Tejano History
Douay, Anastase
Tejanos |
DOUAY, ANASTASE (?–?). Anastase Douay, a Recollect friar with the La Salle expedition (1684), is said by Louis Hennepin to have been a native of Quesnoy, in the Hainaut region of northern France. Douay had never been to America until he accompanied La Salle on his voyage to the Gulf of Mexico. He was eyewitness to La Salle's murder, of which he tells in his often biased account of his two journeys from Fort St. Louis to eastern Texas in 1686 and 1687. Despite its flaws, Douay's narrative is the only account of La Salle's first eastern journey, which lasted from mid-April to late August 1686 and reached the habitations of the “Cenis” (Hasinai, or Tejas) Indians. It therefore is a valuable historical source, even if “not noted for strict adherence to the truth.”
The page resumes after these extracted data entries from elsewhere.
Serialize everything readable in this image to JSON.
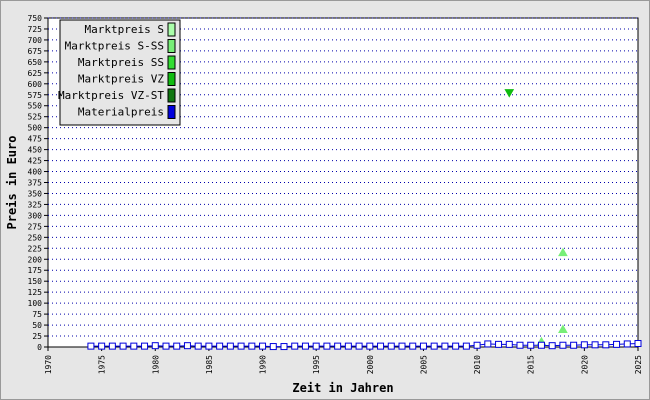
{
  "chart_data": {
    "type": "scatter",
    "title": "",
    "xlabel": "Zeit in Jahren",
    "ylabel": "Preis in Euro",
    "xlim": [
      1970,
      2025
    ],
    "ylim": [
      0,
      750
    ],
    "xticks": [
      1970,
      1975,
      1980,
      1985,
      1990,
      1995,
      2000,
      2005,
      2010,
      2015,
      2020,
      2025
    ],
    "yticks": [
      0,
      25,
      50,
      75,
      100,
      125,
      150,
      175,
      200,
      225,
      250,
      275,
      300,
      325,
      350,
      375,
      400,
      425,
      450,
      475,
      500,
      525,
      550,
      575,
      600,
      625,
      650,
      675,
      700,
      725,
      750
    ],
    "grid": "horizontal-dotted",
    "legend_position": "top-left",
    "series": [
      {
        "name": "Marktpreis S",
        "color": "#aaffaa",
        "marker": "none",
        "points": []
      },
      {
        "name": "Marktpreis S-SS",
        "color": "#77ee77",
        "marker": "triangle-up",
        "points": [
          [
            2016,
            12
          ],
          [
            2018,
            40
          ],
          [
            2018,
            215
          ]
        ]
      },
      {
        "name": "Marktpreis SS",
        "color": "#33dd33",
        "marker": "none",
        "points": []
      },
      {
        "name": "Marktpreis VZ",
        "color": "#11bb11",
        "marker": "triangle-down",
        "points": [
          [
            2013,
            580
          ]
        ]
      },
      {
        "name": "Marktpreis VZ-ST",
        "color": "#117711",
        "marker": "none",
        "points": []
      },
      {
        "name": "Materialpreis",
        "color": "#0000dd",
        "marker": "square-line",
        "points": [
          [
            1974,
            2
          ],
          [
            1975,
            2
          ],
          [
            1976,
            2
          ],
          [
            1977,
            2
          ],
          [
            1978,
            2
          ],
          [
            1979,
            2
          ],
          [
            1980,
            3
          ],
          [
            1981,
            2
          ],
          [
            1982,
            2
          ],
          [
            1983,
            3
          ],
          [
            1984,
            2
          ],
          [
            1985,
            2
          ],
          [
            1986,
            2
          ],
          [
            1987,
            2
          ],
          [
            1988,
            2
          ],
          [
            1989,
            2
          ],
          [
            1990,
            2
          ],
          [
            1991,
            1
          ],
          [
            1992,
            1
          ],
          [
            1993,
            2
          ],
          [
            1994,
            2
          ],
          [
            1995,
            2
          ],
          [
            1996,
            2
          ],
          [
            1997,
            2
          ],
          [
            1998,
            2
          ],
          [
            1999,
            2
          ],
          [
            2000,
            2
          ],
          [
            2001,
            2
          ],
          [
            2002,
            2
          ],
          [
            2003,
            2
          ],
          [
            2004,
            2
          ],
          [
            2005,
            2
          ],
          [
            2006,
            2
          ],
          [
            2007,
            2
          ],
          [
            2008,
            2
          ],
          [
            2009,
            2
          ],
          [
            2010,
            4
          ],
          [
            2011,
            7
          ],
          [
            2012,
            6
          ],
          [
            2013,
            6
          ],
          [
            2014,
            4
          ],
          [
            2015,
            4
          ],
          [
            2016,
            4
          ],
          [
            2017,
            3
          ],
          [
            2018,
            4
          ],
          [
            2019,
            4
          ],
          [
            2020,
            5
          ],
          [
            2021,
            5
          ],
          [
            2022,
            5
          ],
          [
            2023,
            6
          ],
          [
            2024,
            7
          ],
          [
            2025,
            8
          ]
        ]
      }
    ]
  }
}
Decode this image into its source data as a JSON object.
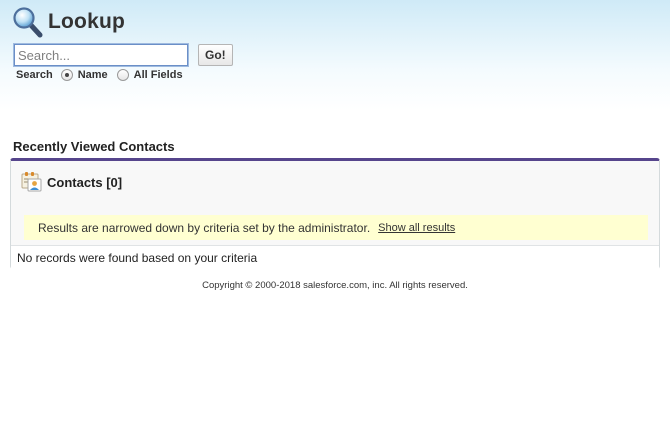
{
  "header": {
    "title": "Lookup",
    "icon": "magnifier-icon"
  },
  "search": {
    "placeholder": "Search...",
    "value": "",
    "go_label": "Go!"
  },
  "scope": {
    "label": "Search",
    "options": [
      {
        "label": "Name",
        "checked": true
      },
      {
        "label": "All Fields",
        "checked": false
      }
    ]
  },
  "section": {
    "title": "Recently Viewed Contacts"
  },
  "results": {
    "heading": "Contacts [0]",
    "notice_text": "Results are narrowed down by criteria set by the administrator.",
    "notice_link": "Show all results",
    "empty_message": "No records were found based on your criteria"
  },
  "footer": {
    "copyright": "Copyright © 2000-2018 salesforce.com, inc. All rights reserved."
  },
  "colors": {
    "accent_bar": "#56458c",
    "notice_bg": "#ffffd1",
    "header_gradient_top": "#cfeaf7"
  }
}
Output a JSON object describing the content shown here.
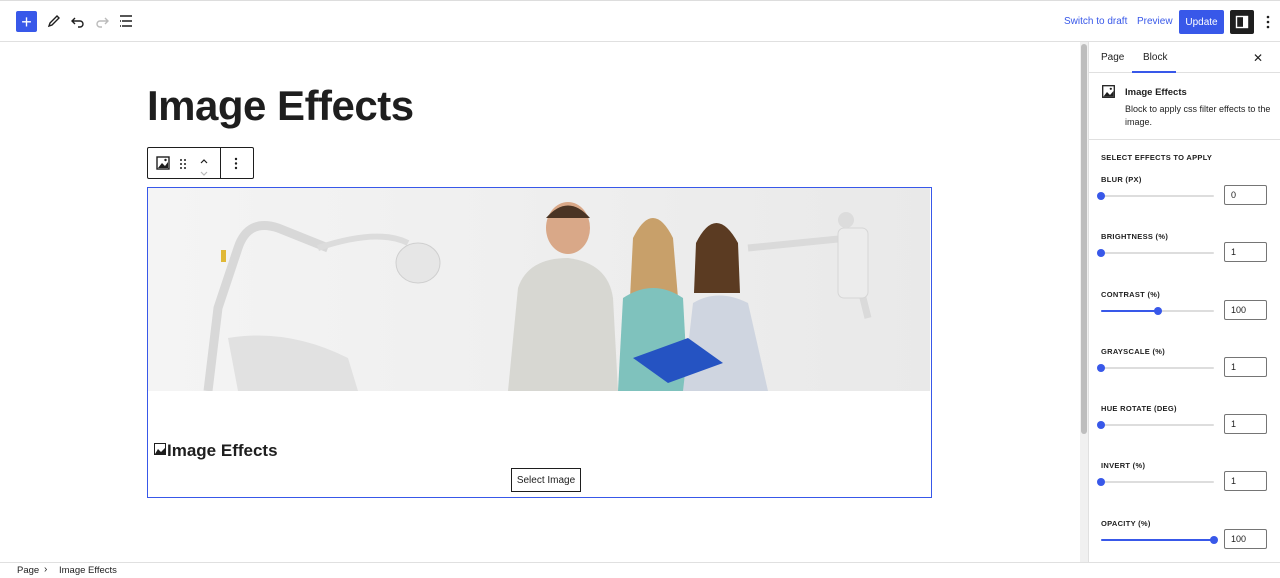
{
  "topbar": {
    "switch_draft": "Switch to draft",
    "preview": "Preview",
    "update": "Update"
  },
  "editor": {
    "title": "Image Effects",
    "block": {
      "heading": "Image Effects",
      "select_button": "Select Image"
    }
  },
  "sidebar": {
    "tabs": [
      "Page",
      "Block"
    ],
    "active_tab": "Block",
    "block_card": {
      "title": "Image Effects",
      "description": "Block to apply css filter effects to the image."
    },
    "section_label": "SELECT EFFECTS TO APPLY",
    "controls": [
      {
        "label": "BLUR (PX)",
        "value": "0",
        "position": 0.0
      },
      {
        "label": "BRIGHTNESS (%)",
        "value": "1",
        "position": 0.0
      },
      {
        "label": "CONTRAST (%)",
        "value": "100",
        "position": 0.5
      },
      {
        "label": "GRAYSCALE (%)",
        "value": "1",
        "position": 0.0
      },
      {
        "label": "HUE ROTATE (DEG)",
        "value": "1",
        "position": 0.0
      },
      {
        "label": "INVERT (%)",
        "value": "1",
        "position": 0.0
      },
      {
        "label": "OPACITY (%)",
        "value": "100",
        "position": 1.0
      }
    ]
  },
  "footer": {
    "breadcrumb": [
      "Page",
      "Image Effects"
    ]
  },
  "colors": {
    "accent": "#3858e9",
    "dark": "#1e1e1e"
  }
}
As one of the seventeen who set out again from the Texas Fort St. Louis in January 1687 hoping to reach Fort St. Louis of the Illinois, Douay continued his narrative. His account affords an interesting comparison to those of Jean Cavelier and Henri Joutel,qqv who were also on the journey. Douay claimed that his intention was to remain among the East Texas natives to begin a mission; he expected the other Recollects from the settlement on Lavaca Bay, Zénobe Membré and Maxime Le Clercq, to join him there later, with other clerics to be sent from France. The events that followed aborted such plans.